For the given reaction at equilibrium: $$2 \mathrm{SO}_{3}(g) \rightleftharpoons 2 \mathrm{SO}_{2}(g)+\mathrm{O}_{2}(g)$$ To write the equilibrium constant expression, we need to use the concentrations of the reactants and products at equilibrium. The equilibrium constant, \(K_{1}\), for this reaction can be written as: $$K_{1} = \frac{[\mathrm{SO}_{2}]^{2}[\mathrm{O}_{2}]}{[\mathrm{SO}_{3}]^{2}}$$ This formula represents the relationship between the equilibrium concentrations of the reactants and products.

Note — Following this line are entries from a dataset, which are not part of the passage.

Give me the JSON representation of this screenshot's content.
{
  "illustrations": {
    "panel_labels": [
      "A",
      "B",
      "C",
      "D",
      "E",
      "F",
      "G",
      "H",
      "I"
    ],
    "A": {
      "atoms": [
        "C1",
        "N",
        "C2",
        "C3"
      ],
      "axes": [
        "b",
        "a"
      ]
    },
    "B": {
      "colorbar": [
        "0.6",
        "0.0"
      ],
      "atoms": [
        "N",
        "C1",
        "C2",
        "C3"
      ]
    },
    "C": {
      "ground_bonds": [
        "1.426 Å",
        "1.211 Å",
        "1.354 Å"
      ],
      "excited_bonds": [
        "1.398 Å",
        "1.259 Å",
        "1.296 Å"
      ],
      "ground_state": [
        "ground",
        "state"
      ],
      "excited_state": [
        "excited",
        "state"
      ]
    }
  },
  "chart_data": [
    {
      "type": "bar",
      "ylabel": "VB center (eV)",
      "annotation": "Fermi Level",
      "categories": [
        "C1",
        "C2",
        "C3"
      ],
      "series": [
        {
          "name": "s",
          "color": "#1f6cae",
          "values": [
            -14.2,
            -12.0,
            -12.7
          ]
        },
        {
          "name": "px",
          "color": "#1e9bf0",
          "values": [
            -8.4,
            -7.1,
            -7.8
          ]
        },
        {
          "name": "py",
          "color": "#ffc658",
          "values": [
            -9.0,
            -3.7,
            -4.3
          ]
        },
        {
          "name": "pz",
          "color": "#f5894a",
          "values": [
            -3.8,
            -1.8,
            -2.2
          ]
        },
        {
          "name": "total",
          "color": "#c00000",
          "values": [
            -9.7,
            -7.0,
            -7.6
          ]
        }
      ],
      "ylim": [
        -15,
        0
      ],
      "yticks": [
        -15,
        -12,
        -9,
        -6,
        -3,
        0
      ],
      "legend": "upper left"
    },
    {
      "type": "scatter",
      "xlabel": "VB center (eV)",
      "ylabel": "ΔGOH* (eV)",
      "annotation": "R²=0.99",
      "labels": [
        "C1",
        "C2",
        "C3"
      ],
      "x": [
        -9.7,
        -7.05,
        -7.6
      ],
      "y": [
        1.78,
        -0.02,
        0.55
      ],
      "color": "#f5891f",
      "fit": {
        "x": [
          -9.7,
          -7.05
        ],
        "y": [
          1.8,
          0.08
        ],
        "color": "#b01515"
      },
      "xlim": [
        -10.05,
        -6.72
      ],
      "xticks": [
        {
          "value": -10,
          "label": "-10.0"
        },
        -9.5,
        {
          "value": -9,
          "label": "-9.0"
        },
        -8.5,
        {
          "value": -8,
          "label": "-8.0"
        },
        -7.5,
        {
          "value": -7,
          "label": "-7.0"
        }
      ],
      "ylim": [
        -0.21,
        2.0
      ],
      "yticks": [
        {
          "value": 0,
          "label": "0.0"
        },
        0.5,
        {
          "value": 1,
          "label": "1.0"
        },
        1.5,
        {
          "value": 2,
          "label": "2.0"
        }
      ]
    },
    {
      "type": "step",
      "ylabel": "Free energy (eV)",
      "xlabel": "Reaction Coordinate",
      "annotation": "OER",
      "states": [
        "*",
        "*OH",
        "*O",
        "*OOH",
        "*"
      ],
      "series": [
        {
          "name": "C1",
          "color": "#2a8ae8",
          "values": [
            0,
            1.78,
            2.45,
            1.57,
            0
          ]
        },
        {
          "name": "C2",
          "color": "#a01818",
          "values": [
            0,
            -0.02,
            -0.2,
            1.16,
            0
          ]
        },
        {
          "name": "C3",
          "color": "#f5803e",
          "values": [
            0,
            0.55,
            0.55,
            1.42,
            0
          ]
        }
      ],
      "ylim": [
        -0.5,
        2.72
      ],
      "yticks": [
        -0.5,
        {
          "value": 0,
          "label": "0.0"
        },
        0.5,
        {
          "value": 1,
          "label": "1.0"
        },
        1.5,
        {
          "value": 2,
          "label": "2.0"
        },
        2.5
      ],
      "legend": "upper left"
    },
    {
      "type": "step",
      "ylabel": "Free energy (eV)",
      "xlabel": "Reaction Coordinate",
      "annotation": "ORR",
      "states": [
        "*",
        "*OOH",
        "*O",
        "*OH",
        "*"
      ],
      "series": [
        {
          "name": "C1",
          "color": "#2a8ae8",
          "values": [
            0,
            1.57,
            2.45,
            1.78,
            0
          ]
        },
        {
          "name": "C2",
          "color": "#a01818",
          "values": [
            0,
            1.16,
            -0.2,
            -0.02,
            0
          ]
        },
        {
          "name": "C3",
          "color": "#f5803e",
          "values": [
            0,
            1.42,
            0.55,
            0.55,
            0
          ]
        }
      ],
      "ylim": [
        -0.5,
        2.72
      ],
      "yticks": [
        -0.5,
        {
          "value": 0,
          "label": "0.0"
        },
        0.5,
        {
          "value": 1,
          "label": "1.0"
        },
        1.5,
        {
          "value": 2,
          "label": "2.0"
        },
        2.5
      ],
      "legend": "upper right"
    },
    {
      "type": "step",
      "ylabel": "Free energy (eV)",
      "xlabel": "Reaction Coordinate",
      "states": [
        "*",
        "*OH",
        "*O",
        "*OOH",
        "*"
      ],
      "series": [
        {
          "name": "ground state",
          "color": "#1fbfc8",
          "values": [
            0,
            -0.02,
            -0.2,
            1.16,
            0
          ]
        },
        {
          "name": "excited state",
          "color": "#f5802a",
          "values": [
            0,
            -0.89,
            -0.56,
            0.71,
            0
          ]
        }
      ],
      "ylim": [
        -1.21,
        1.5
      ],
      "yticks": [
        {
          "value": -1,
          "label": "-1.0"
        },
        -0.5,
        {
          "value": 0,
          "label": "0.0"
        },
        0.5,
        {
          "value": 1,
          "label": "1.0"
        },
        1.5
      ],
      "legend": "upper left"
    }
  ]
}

We can rewrite the original reaction as the decomposition of one mole of \(\mathrm{SO}_{3}(g)\): $$\mathrm{SO}_{3}(g) \rightleftharpoons \mathrm{SO}_{2}(g)+0.5\mathrm{O}_{2}(g)$$ The equilibrium constant expression for this reaction, \(K_{2}\), can be written as: $$K_{2} = \frac{[\mathrm{SO}_{2}][\mathrm{O}_{2}]^{0.5}}{[\mathrm{SO}_{3}]}$$ This expression represents the relationship between the equilibrium concentrations of the reactants and products for the decomposition of one mole of \(\mathrm{SO}_{3}\).

To relate \(K_{1}\) and \(K_{2}\), let's consider the original reaction in terms of the decomposition of one mole of \(\mathrm{SO}_{3}\). The original reaction can be written as the sum of two decomposition reactions, each involving one mole of \(\mathrm{SO}_{3}\): $$\begin{aligned} \mathrm{SO}_{3}(g) &\rightleftharpoons \mathrm{SO}_{2}(g)+0.5\mathrm{O}_{2}(g) \\ \mathrm{SO}_{3}(g) &\rightleftharpoons \mathrm{SO}_{2}(g)+0.5\mathrm{O}_{2}(g) \\ \hline 2 \mathrm{SO}_{3}(g) &\rightleftharpoons 2 \mathrm{SO}_{2}(g)+\mathrm{O}_{2}(g) \end{aligned}$$ Since the original reaction is the sum of the two decomposition reactions, the equilibrium constant for the original reaction, \(K_{1}\), can be obtained by multiplying the equilibrium constants of the two smaller reactions, \(K_{2}\): $$K_{1} = K_{2} \cdot K_{2} = K_{2}^{2}$$ In conclusion, the relationship between \(K_{1}\) and \(K_{2}\) can be represented as \(K_{1} = K_{2}^{2}\).